Single by The Black Keys

from the album Magic Potion
- B-side: "The Way I Feel When I'm with You"; "Work Me" (live);
- Released: February 26, 2007
- Recorded: 2006
- Genre: Garage rock; blues rock;
- Length: 3:29
- Label: V2
- Songwriters: Dan Auerbach; Patrick Carney;
- Producer: Patrick Carney

The Black Keys singles chronology
| "Your Touch" (2006) | "You're the One" (2007) | "Just Got to Be" (2007) |

= You're the One (The Black Keys song) =

"You're the One" is a single from The Black Keys, from their album Magic Potion.
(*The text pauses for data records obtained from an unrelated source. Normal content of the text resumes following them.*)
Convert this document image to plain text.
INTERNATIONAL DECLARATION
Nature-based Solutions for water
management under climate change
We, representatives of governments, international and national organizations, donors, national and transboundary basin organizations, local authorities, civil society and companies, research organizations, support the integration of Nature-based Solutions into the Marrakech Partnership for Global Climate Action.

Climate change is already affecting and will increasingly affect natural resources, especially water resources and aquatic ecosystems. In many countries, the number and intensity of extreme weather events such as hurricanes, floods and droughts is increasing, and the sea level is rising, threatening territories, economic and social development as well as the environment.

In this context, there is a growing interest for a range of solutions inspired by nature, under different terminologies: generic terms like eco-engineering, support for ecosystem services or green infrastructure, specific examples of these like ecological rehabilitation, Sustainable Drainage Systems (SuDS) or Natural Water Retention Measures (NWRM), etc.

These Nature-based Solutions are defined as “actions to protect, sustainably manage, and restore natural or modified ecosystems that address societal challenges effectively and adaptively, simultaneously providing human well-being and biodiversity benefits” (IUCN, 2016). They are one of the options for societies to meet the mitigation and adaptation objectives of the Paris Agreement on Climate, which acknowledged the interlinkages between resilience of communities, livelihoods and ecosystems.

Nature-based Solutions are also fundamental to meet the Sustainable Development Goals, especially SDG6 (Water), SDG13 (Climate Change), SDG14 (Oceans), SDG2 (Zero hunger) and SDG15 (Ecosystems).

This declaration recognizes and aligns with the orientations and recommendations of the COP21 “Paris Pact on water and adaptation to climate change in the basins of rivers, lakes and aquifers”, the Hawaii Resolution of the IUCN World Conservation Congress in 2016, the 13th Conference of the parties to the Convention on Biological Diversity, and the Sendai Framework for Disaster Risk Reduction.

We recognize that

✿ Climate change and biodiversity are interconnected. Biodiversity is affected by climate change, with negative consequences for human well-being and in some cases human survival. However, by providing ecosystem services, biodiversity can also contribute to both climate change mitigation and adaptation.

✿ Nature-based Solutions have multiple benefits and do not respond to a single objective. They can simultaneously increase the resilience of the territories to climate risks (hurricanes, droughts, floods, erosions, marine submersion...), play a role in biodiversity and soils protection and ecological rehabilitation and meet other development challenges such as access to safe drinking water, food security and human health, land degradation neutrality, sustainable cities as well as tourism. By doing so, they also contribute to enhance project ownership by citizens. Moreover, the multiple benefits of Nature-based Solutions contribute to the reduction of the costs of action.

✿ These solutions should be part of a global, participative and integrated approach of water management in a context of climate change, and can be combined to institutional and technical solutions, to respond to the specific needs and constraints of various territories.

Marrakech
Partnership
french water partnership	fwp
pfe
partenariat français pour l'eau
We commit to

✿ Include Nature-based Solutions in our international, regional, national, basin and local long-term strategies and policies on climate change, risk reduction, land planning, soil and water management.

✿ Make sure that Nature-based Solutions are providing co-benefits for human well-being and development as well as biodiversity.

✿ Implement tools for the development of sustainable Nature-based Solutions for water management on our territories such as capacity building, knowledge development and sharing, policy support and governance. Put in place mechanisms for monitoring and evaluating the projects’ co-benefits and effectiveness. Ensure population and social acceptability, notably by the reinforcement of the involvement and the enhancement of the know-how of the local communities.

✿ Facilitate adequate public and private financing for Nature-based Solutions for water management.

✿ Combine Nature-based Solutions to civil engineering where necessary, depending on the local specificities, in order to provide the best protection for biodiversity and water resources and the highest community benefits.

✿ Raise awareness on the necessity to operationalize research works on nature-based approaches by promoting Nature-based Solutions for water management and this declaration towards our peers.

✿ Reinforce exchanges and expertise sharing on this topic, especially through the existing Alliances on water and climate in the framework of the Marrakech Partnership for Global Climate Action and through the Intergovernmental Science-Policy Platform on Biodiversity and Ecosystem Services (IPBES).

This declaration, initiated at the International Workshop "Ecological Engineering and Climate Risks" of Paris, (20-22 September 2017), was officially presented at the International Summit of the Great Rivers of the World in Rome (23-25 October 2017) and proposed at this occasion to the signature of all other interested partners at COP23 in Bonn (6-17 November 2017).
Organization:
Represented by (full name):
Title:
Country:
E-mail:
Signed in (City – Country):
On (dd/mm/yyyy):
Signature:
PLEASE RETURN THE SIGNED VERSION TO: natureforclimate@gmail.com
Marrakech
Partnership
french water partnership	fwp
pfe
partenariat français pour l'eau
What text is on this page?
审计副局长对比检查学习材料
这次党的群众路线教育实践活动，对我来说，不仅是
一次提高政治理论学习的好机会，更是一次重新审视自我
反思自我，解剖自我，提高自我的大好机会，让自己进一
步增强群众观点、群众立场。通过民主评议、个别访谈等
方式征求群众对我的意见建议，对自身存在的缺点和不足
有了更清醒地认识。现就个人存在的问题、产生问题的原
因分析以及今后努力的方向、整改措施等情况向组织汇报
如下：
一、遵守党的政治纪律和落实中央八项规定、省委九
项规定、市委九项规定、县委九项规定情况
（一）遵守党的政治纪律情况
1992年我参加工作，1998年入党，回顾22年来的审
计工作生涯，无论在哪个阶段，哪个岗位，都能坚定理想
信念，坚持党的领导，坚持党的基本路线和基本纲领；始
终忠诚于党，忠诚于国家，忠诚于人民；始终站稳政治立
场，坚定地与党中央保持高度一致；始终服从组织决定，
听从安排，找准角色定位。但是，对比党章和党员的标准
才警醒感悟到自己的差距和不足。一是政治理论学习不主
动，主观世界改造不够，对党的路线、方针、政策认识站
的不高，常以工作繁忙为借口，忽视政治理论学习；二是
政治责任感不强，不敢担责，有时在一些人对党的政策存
It was released February 26, 2007 as a digital download by V2 Records.

==Reception==
Mike Diver, in a review for Drowned in Sound, rated You're the One 7 out of 10, calling it "truly laid-back fare, ideal fodder for just kicking back of a muggy Sunday afternoon and popping the top off a cool beer". Ben Davis of contactmusic.com called the song "pure Lennon", sounding like "I'm So Tired's even more world-weary cousin". You're the One appears on the fifth spot of a list of the Black Keys' best songs by diffuser.fm.

==Track listing==
1. "You're the One"
2. "The Way I Feel When I'm With You" (outtake)
3. "Work Me" (Live at The Avalon in Boston, November 16, 2005.)